Will the New Glenn have grid fins? Why or why not?

Question

The January 2019 Blue Origin video New Glenn: The Road to Space shows the rocket with static fins at the bottom and four articulated fins near the top of the first stage.

Is this just notional, or has Blue Origin pretty much decided not to use grid fins for the reusable first stage's reentry and landing?

SpaceX's Falcon 9 uses grid fins, and I'd thought they, or something else with substantial aerodynamic lift and high thermal resistance were necessary, and those grid fins looked to be a pretty good solution.

Can normal fins serve the similar purpose, or is Blue Origin likely to replace those fins with grid fins in the future?

Answer 1

The Falcon 9's grid fins exist to solve a particular problem: Control during engines-first descent. Aerodynamic stability during that phase comes from having the center of mass well below/ahead of the center of pressure due to heavy engines at the bottom. But a stable descent to the wrong place isn't the desired outcome. Further, Falcon 9 flies a specific profile that includes some attitude changes, so active control is needed. SpaceX chose grid fins over adding more-capable thrusters or other aerodynamic solutions, but we don't know exactly why: Cost? Weight (which is basically cost)? Reliability? Reusability?

What about a larger rocket, like new Glenn?

If you just scale-up an aerodynamic shape, keeping everything else in the design constant, it becomes more stable: deviations due to aerodynamic disruptions (wind) and gravity torque (i.e. not straight above engines) will cause slower acceleration.

Why? The moment of inertia $mL^2$ gets significantly larger when scaling up to a larger object of the same shape. $m$ is bigger (by scaling, as the cube of $L$), $L^2$ is bigger. The scaling is generally as $L^5$. But also note that torques are increased: they act over a longer $L$, and come from a larger area (as $L^2$). So, again just as scaling, an angular acceleration of an aerodynamic error goes as $1/L^2$, decreasing as objects get bigger. For gravity, the forces scale like $m$, the torque like $mL$, so angular acceleration goes like $1/L$; decreasing with size, but not as much as the zero case. Bottom line: Controls (fins or otherwise) can get comparatively smaller (still bigger, but not as much bigger as the rocket) as rockets grow in size.

But for fins to work, you have to have airflow. Note that Blue Origin seems to prefer landing via a hover phase. Fins aren't useful then, grid or otherwise. Thrusters are needed.

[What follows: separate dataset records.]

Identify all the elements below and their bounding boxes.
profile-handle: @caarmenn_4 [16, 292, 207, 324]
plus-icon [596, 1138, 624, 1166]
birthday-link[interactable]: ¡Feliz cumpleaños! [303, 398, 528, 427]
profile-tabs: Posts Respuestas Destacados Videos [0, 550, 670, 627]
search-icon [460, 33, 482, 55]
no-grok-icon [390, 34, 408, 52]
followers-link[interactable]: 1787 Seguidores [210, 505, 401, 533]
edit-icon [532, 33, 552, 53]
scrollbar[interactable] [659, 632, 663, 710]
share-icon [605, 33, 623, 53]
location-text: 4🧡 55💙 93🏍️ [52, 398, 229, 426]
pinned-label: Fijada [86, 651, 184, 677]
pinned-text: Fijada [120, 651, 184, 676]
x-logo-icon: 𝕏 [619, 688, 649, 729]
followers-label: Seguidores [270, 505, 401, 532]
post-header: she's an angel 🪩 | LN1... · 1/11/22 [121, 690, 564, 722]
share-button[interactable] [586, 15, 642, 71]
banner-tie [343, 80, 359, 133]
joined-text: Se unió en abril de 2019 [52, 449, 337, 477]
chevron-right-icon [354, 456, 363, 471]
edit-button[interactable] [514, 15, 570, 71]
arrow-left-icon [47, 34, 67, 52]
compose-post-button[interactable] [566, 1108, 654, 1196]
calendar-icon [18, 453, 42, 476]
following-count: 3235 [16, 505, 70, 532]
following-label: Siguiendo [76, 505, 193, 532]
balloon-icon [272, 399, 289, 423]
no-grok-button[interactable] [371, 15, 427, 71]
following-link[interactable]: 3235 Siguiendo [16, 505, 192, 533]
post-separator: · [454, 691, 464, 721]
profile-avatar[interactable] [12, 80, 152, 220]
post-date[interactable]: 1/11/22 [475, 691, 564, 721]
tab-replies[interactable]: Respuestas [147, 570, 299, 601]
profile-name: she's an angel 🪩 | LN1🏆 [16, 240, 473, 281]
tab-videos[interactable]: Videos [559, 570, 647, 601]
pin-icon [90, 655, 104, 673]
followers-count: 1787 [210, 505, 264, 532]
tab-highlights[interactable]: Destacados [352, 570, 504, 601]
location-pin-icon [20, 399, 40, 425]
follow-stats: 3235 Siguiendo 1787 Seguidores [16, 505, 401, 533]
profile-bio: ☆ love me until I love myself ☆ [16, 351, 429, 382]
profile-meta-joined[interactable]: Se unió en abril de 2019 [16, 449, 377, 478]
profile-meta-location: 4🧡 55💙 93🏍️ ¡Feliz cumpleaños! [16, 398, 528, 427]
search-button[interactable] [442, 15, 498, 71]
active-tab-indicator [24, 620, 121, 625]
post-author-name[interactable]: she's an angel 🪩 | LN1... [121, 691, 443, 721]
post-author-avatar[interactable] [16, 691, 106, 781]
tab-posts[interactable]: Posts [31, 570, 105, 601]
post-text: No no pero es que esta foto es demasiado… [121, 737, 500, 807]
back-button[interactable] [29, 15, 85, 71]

From the look of the rocket, they're using non-grid fins to move the center of pressure closer to the center of mass (i.e., toward the bottom) during flight, which reduces the control authority they need during the descent. Thrusters might then be enough. Combined with a desire for a hover phase, they might be taking a Giant Thruster Capacity approach. A bigger rocket already has more capacity for thrusters; Blue Origin might have been able to find a way to add some more capacity and get away from a complicated movable-fin system.

Answer 2

Fins are usually used for aerodynamically controlling the vehicle. Grid fins are a simpler and more storable form (as mentioned folding flat, especially during ascent) of fins as compared to the conventional ones. The New Glenn seems to follow on the legacy of fins developed, tested, and validated during the New Shepard flights, that have used conventional fins to achieve control in the atmospheric parts of the flight.

Grid fins are typically tail controlled, so they're providing larger control moments in comparison to fins closer to the the center of mass, which is typically the case of ailerons as a control surface, versus elevators or rudders. They work to serve as control actuators as well as drag generators (they're designed to sustain the heat, and SpaceX has improved this over time). Larger rockets perhaps already have sufficient area for drag, and thus require less of the grid fins help, and/or the Blue Origin engineers have planned to achieve it differently from what SpaceX is planning. I'm not sure if this answers your question completely, but I feel like I'm adding on some information to other answers.

Answer 3

Grid fins stabilise the vehicle, as you mentioned. Now imagine this: When you balance a broomstick by the bottom of the handle, its much easier to balance than if you tried the same thing with a pencil. This is because the pencil's moment of inertia is much higher, meaning a larger object, the broomstick, is easier to balance. This is why the New Glenn, a larger vehicle than the Falcon 9, doesn't require grid fins. If you see renders of SpaceX's Starship, there are no grid fins, i'm guessing for a similar reason. Hope this helps.